Conformations of the mobile loop in the mHsp60₁₄–(mHsp10₇)₂ complex. (A) View from the north pole on the alignment of mHsp60 subunits A and G, showing the binding sites with mHsp10 mobile loops of subunits O and U, respectively. Mobile loops are colored light blue (subunit O) and green (subunit U). Helix H is colored purple, and helix I is colored magenta. Subunit identities of helices H and I are shown. (B) Same as A, but for the view from the south pole on the alignment of subunits H and N while bound to mobile loops of subunits V and 2, respectively. Mobile loops are colored light blue (subunit V) and blue (subunit 2). Views show the mHsp10 mobile loop/mHsp60-binding site (C) compared with the GroES mobile loop/GroEL-binding site (D).
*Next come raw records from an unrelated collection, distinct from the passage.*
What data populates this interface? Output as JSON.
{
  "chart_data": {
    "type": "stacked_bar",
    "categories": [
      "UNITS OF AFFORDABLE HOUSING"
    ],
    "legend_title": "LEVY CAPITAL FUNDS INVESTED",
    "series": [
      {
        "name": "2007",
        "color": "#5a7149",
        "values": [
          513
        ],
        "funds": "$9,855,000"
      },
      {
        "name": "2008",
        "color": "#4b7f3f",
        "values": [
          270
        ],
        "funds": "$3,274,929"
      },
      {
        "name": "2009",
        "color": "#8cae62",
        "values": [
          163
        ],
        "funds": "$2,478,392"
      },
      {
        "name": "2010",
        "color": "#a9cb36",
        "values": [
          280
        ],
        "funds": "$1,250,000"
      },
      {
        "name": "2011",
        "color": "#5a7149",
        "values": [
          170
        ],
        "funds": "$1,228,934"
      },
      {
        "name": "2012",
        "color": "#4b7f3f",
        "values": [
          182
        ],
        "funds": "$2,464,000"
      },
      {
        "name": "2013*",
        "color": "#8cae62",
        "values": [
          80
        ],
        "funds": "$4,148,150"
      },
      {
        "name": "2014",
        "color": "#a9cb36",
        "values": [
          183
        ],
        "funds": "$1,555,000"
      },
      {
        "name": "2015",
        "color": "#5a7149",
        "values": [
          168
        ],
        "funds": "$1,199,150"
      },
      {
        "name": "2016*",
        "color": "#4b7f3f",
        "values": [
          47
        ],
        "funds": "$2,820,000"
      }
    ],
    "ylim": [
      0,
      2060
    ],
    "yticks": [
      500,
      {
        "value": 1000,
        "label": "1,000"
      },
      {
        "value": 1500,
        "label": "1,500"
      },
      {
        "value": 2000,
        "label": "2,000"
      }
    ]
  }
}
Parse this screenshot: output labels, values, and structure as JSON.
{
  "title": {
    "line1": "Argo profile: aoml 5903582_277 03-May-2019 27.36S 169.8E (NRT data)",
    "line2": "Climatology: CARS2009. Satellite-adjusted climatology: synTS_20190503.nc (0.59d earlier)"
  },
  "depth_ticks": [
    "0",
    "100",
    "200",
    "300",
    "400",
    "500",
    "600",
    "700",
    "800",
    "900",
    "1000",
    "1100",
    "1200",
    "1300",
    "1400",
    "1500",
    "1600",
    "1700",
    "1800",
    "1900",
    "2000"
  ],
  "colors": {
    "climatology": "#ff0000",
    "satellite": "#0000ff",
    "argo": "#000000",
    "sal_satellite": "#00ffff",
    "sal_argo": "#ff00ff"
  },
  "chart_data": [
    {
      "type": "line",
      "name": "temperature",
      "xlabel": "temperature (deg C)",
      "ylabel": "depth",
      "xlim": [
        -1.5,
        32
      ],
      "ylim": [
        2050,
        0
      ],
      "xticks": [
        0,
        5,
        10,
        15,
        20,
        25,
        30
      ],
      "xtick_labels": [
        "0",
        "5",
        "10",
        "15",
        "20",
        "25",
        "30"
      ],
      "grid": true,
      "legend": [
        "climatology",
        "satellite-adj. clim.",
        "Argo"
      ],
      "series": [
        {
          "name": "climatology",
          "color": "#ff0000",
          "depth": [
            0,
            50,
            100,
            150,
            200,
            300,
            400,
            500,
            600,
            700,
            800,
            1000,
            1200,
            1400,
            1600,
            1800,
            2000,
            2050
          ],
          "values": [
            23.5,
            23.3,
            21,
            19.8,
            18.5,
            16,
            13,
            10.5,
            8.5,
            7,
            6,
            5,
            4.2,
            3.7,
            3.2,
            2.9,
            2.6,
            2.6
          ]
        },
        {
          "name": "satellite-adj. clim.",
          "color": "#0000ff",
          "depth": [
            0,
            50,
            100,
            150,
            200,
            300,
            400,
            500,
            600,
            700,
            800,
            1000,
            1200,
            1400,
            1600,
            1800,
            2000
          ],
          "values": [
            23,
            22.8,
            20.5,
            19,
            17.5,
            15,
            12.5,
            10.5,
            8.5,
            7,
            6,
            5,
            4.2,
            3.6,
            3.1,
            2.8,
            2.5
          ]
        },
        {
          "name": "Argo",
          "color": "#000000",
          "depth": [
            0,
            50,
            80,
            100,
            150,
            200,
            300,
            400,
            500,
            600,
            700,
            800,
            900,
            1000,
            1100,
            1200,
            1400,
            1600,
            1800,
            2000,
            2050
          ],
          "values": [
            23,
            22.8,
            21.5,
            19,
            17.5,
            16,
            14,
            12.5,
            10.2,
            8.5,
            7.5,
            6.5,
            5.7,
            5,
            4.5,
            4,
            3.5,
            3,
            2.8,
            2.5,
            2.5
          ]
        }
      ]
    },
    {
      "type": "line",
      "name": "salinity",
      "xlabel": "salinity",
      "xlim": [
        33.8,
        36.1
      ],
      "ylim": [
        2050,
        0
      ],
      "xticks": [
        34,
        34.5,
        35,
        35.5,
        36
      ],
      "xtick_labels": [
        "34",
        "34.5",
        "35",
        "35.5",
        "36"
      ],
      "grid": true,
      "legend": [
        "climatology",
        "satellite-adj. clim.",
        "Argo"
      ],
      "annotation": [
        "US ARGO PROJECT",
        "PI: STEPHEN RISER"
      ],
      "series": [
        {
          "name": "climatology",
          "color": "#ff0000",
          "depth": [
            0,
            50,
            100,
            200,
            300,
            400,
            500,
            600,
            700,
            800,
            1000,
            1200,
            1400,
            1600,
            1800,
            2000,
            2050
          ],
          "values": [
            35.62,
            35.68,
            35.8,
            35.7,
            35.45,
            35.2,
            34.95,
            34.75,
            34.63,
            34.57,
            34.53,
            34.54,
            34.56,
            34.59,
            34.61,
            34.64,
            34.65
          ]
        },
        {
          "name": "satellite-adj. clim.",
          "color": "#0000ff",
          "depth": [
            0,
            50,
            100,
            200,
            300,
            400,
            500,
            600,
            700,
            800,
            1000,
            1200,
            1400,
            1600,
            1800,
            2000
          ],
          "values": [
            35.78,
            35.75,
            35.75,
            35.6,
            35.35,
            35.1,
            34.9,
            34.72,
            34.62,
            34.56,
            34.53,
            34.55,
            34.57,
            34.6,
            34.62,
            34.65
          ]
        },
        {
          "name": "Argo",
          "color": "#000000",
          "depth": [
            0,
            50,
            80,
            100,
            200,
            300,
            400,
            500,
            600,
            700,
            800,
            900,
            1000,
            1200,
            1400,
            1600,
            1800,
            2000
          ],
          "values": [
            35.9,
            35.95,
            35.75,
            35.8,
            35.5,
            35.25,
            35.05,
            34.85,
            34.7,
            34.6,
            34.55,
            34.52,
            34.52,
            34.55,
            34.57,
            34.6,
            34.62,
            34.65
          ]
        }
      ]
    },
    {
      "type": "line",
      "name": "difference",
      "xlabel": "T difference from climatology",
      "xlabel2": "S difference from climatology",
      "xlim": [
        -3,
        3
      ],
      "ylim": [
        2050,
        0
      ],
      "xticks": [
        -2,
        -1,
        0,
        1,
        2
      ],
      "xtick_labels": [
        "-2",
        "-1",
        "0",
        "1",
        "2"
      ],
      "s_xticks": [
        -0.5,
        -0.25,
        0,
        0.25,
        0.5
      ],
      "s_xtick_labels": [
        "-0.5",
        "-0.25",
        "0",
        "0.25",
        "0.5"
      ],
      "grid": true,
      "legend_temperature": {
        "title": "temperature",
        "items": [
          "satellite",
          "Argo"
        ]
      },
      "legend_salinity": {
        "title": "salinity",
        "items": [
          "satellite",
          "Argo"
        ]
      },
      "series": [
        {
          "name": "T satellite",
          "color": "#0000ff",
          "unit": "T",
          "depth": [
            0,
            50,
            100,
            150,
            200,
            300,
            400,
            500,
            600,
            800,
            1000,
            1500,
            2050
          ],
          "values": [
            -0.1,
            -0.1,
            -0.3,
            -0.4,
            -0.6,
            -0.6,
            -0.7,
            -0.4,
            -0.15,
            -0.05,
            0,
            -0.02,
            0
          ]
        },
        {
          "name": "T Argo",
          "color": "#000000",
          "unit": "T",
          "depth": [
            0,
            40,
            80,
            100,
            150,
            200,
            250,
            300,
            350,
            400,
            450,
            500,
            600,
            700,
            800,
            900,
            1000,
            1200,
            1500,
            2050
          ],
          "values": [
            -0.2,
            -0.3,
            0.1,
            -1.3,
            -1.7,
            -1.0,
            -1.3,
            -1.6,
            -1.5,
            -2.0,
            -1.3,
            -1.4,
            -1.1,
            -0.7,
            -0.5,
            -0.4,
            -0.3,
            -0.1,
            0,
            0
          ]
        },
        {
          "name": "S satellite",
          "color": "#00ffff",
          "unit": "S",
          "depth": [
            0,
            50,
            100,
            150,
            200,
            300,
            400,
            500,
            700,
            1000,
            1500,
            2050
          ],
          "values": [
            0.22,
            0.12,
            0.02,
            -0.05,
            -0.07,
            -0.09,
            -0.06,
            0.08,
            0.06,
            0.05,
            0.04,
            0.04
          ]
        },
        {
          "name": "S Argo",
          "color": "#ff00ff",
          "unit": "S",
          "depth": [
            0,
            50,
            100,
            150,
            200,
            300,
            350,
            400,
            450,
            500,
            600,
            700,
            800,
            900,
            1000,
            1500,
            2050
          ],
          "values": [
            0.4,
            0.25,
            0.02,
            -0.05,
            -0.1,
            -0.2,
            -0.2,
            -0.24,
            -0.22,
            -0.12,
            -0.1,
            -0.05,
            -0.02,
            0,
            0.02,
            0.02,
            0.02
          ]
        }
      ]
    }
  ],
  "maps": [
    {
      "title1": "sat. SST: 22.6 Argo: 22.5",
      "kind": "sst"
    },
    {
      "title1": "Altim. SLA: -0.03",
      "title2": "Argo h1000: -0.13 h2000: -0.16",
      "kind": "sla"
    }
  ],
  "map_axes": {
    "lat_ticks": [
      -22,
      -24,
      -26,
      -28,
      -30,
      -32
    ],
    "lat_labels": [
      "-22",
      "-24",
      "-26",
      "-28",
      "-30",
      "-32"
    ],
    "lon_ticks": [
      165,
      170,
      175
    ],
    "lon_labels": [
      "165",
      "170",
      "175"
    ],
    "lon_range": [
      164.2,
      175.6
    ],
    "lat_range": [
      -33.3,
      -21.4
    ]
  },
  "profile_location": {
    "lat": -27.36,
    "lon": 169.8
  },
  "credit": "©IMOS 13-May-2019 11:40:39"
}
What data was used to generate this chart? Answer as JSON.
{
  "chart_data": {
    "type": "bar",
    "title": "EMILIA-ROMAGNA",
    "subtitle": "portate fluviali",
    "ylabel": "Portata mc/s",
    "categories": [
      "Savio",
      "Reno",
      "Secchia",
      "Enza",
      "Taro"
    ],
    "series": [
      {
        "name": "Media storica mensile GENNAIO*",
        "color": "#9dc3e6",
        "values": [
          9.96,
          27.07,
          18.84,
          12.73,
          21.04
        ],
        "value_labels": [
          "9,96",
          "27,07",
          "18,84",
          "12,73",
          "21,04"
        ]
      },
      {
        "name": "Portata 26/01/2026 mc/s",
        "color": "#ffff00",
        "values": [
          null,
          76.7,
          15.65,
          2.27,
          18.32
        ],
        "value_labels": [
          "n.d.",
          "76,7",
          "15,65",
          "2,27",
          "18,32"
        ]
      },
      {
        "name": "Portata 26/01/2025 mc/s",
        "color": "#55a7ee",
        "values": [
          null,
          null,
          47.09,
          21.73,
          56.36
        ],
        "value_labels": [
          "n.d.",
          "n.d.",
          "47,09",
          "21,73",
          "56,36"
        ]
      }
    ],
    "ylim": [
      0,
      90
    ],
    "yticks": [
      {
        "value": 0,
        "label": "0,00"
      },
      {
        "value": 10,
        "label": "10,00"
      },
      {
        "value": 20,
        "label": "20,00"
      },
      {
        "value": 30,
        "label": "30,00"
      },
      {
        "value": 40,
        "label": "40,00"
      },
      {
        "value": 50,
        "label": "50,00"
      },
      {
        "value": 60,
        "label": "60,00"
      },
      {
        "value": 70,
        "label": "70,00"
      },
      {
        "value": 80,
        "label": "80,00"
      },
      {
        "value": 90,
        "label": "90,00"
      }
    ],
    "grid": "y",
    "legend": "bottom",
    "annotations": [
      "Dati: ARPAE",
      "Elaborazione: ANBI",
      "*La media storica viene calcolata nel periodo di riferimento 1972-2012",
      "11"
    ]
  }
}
In both images, the mobile loop is colored blue and helices H and I are colored as in A. The residues in the mobile loop that mediate the binding to mHsp60/GroEL apical domains are displayed as sticks. (E and F) Surface presentation of C and D, respectively (Left), and 90° image rotation of the same views (Right). The color scheme is as in C and D.

Fig. 5.

Both mHsp60 rings are in the post ATP-hydrolysis state. A side view of the 14 ADP molecules as they are positioned in the structure is shown. Nucleotides are shown as sticks and are labeled according to their subunits. In addition, a F_o-F_c omit electron density map of the 14 nucleotides is shown. The map was calculated by omitting the nucleotides and magnesium atoms from the final model and performing five cycles of refinement using REFMAC [version 5.7.32 (58)]. The map was contoured at a 3σ cutoff.